SYNTHETIC DATA GENERATION

DataTools4Heart will propose new robust methods of Real-World Evidence (RWE) collection and data synthesis. Differentially private synthetic data will act as an innovative form of anonymous data with the advantages of being representative of the target population, able to expand its size whereas necessary, sharable for research and increasing knowledge, and usable to reduce bias in algorithmic development. As a result of this effort the CardioSynth dataset will be created as a private by design synthetic dataset which will remain as open-source legacy for further research. DataTools4Heart will validate the synthetic data generation through a comparative study of models learnt from synthetic data vs other means (privacy-preserving and not).

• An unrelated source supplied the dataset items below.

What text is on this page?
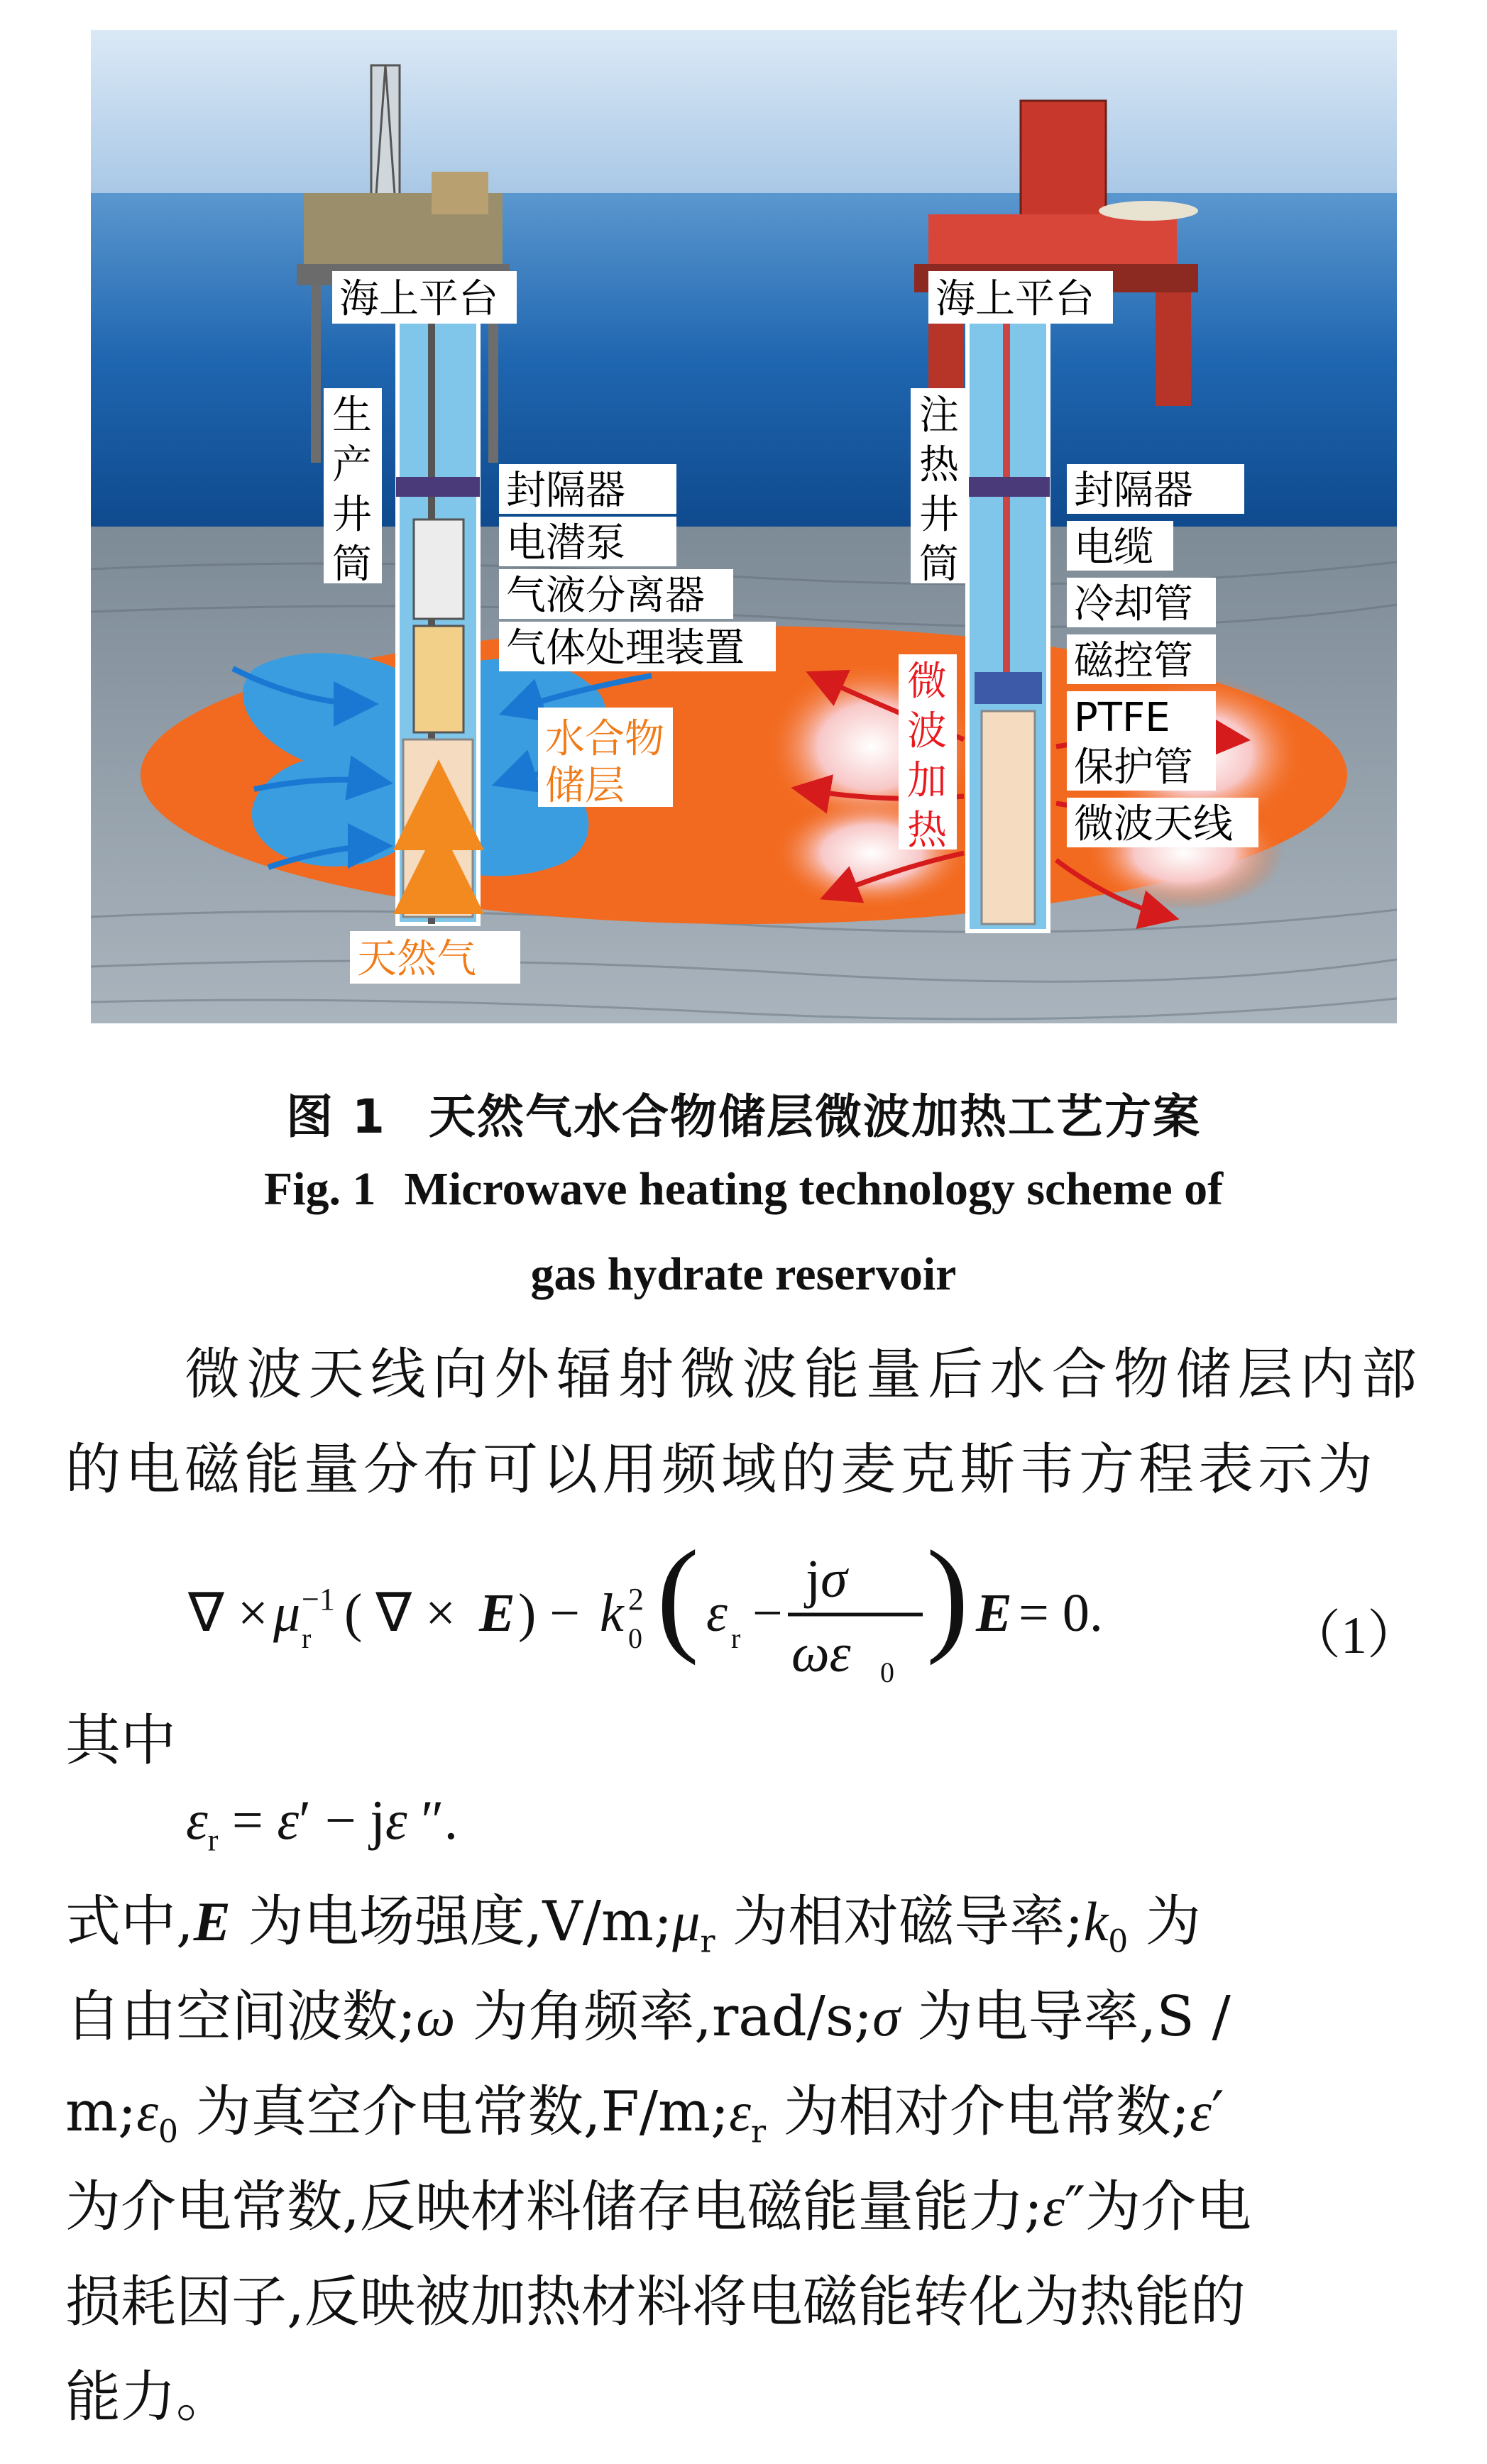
海上平台	海上平台
生
产
井
筒
注
热
井
筒
封隔器
电潜泵
气液分离器
气体处理装置
水合物
储层
天然气
微
波
加
热
封隔器
电缆
冷却管
磁控管
PTFE
保护管
微波天线
图 1 天然气水合物储层微波加热工艺方案
Fig. 1 Microwave heating technology scheme of
gas hydrate reservoir
微波天线向外辐射微波能量后水合物储层内部的电磁能量分布可以用频域的麦克斯韦方程表示为
∇ × μ −1
r ( ∇ × E ) − k 2
0 ( ε r −
jσ
ωε 0
) E = 0.	（1）
其中
$\varepsilon_r = \varepsilon' - j\varepsilon$ ″.
式中,E 为电场强度$,V/m;\mu_r$ 为相对磁导率$;k_0$ 为
自由空间波数;ω 为角频率,rad/s;σ 为电导率,S /
$m;\varepsilon_0$ 为真空介电常数$,F/m;\varepsilon_r$ 为相对介电常数;ε′
为介电常数,反映材料储存电磁能量能力;ε″为介电
损耗因子,反映被加热材料将电磁能转化为热能的
能力。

ARTIFICIAL INTELLIGENCE - VIRTUAL ASSISTANTS

DataTools4Heart will develop an open platform with Artificial Intelligence-powered Virtual Assistants (AI-VA), as a main user interface, to support multilingual interaction in at least 7 languages and help clinicians, researchers and data scientists navigate through large-scale multi-source federated patient datasets in clinical cardiology. AI-VA usability will be demonstrated and assessed through pilot studies based on concrete real-world clinical use-cases for heart disease patient referral in outpatient and emergency units, with wide validation across 7 hospitals across Europe. AI-VA will be built to facilitate use of the DataTools4Heart tools, including visualisation capabilities and uncertainty estimates that will be rigorously tested.

CARDIOSYNTH DATASET

DataTools4Heart will generate and make available CardioSynth, a synthetic dataset for cardiology with clinically consistent structured and unstructured data, working as a federated, General Data Protection Regulation (GDPR) compliant, open-source resource for the research and professional community. The CardioSynth Dataset will be produced and made openly available to be used to fine-tune the concept normalisation system and find eligible groups of synthetic patients.

CODE OF CONDUCT

DataTools4Heart will propose a draft “Code of Conduct” to ensure compliance with the General Data Protection Regulation (GDPR), including legal and technical standards for the responsible reuse and sharing of pseudonymized and synthetic health data across EU Member States. The Code will be informed by input from DT4H events with stakeholders and patient advocacy groups and will provide a standard for clinical research entities, whether private or public, as data controllers or processors. The aim is to facilitate secure sharing of pseudonymized and synthetic data in the medical research field, while preserving the rights of the data subjects.